When it is played back, a de-emphasis circuit restores the high frequencies to their proper balance. The result is the reduction of background noise with no adverse side effects, creating a crisp, clear, true sound for the listener.
After this, further noise reduction systems were developed. Dolby B, C and S were designed for the consumer market and all worked by compounding or compressing the dynamic range of sound during recording and expanding it during playback.
Dolby moved his company to San Francisco in 1967 and added manufacturing and research facilities. He then focused on developing technology for film production and other industries, including the Dolby Digital Surround Sound system.
A Dolby sound processor. Image used courtesy of Pixabay
In more recent years, Dolby Labs has developed digital technologies, including home theater systems, digital music file transmission systems and sound technologies for gaming. While Ray Dolby retired in 2009 to focus on philanthropy and sadly passed away in 2013, his technology still lies at the heart of these modern audio systems.
Dolby Revolutionizes the Audio World
The release of Dolby B in 1968 coincided with the first car radio cassette deck and the walkman, thereby contributing to the popularization of the compact cassette. When Advent designed one of the first cassette tapes for high fidelity, noise reduction was one way to fix the problems of background noise.
Once the original reel-to-reel high fidelity tape recorders were replaced by cassette decks for home use, the Dolby B became widely accepted.
Decca Records first used the Dolby system and by 1967 major record labels, including RCA and MCA, were also using it. It wasn’t long before the Dolby name was known throughout the recording industry.
The Dolby cinema in Barcelona, Spain. Image used courtesy of Wikimedia Commons
Then in 1971, the first movie was released with Dolby sound, revolutionizing the cinema industry. The music was rendered more enjoyable and set the trend for what was to follow. In 1976, movie audiences experienced Dolby Stereo with four channels using magnetic technology.
It was Dolby’s clever use of matrix decoding technology that gave cinemas a way to generate surround sound on stereo systems from the same optical print on which the film was recorded.
Ray Dolby’s Greatest Achievements
Ray Dolby was never satisfied with a sound experience that wasn’t realistic, exciting and enjoyable and thanks to him, we get to enjoy these qualities throughout the film and music industry today, both at the theater and at home.
Ray Dolby (left) is inducted into the National Inventors Hall of Fame. NIHF president Rick Nydegger (center); United States Patent Office's Anne Chasser (right).
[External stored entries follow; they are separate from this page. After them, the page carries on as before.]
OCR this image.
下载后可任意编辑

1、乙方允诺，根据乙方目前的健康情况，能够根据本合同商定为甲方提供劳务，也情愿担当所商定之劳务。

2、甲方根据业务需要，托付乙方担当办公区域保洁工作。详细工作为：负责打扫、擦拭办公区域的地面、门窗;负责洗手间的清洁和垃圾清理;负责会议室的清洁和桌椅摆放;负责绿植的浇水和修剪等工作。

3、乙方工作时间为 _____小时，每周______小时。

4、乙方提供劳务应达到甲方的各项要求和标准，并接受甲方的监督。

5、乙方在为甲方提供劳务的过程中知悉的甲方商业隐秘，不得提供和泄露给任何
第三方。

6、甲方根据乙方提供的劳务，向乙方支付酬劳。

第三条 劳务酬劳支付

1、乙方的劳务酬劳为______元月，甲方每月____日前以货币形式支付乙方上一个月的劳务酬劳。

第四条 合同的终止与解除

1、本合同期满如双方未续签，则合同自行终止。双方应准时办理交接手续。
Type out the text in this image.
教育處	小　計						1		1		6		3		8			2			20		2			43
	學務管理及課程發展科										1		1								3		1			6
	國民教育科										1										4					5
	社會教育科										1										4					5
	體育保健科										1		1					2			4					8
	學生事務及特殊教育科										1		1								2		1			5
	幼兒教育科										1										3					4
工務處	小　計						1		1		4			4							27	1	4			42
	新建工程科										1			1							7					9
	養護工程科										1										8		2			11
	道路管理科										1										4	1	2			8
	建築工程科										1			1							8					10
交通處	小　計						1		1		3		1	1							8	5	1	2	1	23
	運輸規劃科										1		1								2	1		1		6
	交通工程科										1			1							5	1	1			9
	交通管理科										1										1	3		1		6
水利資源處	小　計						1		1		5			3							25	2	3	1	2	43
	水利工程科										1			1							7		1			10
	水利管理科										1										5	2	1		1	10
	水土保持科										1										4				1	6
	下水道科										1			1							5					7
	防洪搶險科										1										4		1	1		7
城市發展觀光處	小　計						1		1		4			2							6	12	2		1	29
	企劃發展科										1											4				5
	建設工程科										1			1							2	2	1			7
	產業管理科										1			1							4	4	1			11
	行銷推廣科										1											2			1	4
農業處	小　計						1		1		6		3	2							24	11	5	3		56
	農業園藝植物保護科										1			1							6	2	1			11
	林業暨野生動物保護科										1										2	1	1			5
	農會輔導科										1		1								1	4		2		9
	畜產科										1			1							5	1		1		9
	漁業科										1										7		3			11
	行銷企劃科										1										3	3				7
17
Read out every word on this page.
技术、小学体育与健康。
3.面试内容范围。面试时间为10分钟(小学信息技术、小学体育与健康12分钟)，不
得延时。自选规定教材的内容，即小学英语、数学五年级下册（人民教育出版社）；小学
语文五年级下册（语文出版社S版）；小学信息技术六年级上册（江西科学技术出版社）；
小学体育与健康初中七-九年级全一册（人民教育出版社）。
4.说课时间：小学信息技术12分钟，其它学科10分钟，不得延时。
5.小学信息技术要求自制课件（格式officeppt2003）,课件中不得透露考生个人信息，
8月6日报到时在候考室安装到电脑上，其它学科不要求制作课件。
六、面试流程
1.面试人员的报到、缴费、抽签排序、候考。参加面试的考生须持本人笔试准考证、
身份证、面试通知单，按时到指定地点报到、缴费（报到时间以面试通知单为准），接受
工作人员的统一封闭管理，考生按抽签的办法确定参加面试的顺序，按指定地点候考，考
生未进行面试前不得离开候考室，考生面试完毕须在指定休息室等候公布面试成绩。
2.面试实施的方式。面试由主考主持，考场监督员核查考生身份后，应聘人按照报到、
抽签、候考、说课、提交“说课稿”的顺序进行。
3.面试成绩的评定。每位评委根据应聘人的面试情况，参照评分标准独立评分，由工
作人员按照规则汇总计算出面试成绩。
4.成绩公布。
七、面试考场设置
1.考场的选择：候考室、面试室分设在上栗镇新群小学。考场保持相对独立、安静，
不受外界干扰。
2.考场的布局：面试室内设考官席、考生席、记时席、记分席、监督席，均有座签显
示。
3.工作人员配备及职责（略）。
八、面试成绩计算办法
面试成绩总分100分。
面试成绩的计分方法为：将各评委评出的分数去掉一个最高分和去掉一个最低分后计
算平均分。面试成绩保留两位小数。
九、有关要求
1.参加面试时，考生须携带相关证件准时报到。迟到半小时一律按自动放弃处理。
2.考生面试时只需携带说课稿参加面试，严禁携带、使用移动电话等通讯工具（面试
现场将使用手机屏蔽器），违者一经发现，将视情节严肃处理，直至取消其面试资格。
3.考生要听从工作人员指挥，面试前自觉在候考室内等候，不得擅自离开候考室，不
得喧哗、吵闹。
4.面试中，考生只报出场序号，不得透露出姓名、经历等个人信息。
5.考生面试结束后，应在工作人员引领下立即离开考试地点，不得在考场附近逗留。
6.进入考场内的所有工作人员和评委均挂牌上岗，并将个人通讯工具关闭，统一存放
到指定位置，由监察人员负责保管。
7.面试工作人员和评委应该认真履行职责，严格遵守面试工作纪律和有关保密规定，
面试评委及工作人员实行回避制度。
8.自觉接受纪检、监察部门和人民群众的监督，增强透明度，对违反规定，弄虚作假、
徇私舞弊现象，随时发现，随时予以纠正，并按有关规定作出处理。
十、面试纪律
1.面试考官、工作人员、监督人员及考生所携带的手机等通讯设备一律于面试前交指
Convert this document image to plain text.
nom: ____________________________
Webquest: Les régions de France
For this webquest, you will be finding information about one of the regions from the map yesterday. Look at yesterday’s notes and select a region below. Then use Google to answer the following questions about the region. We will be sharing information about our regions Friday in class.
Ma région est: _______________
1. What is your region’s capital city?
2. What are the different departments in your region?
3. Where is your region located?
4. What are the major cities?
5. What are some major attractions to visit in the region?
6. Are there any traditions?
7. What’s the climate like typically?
Image used courtesy of Wikimedia Commons
While his greatest achievements were clearly his sound systems, he also has Emmys, Grammys, Oscars and a posthumous star on the Hollywood Walk of Fame to his name.
During his lifetime, Dolby earned more than 50 US patents and his company remains a place where scientists and engineers revel in pushing the limits of sight and sound for all of us to enjoy.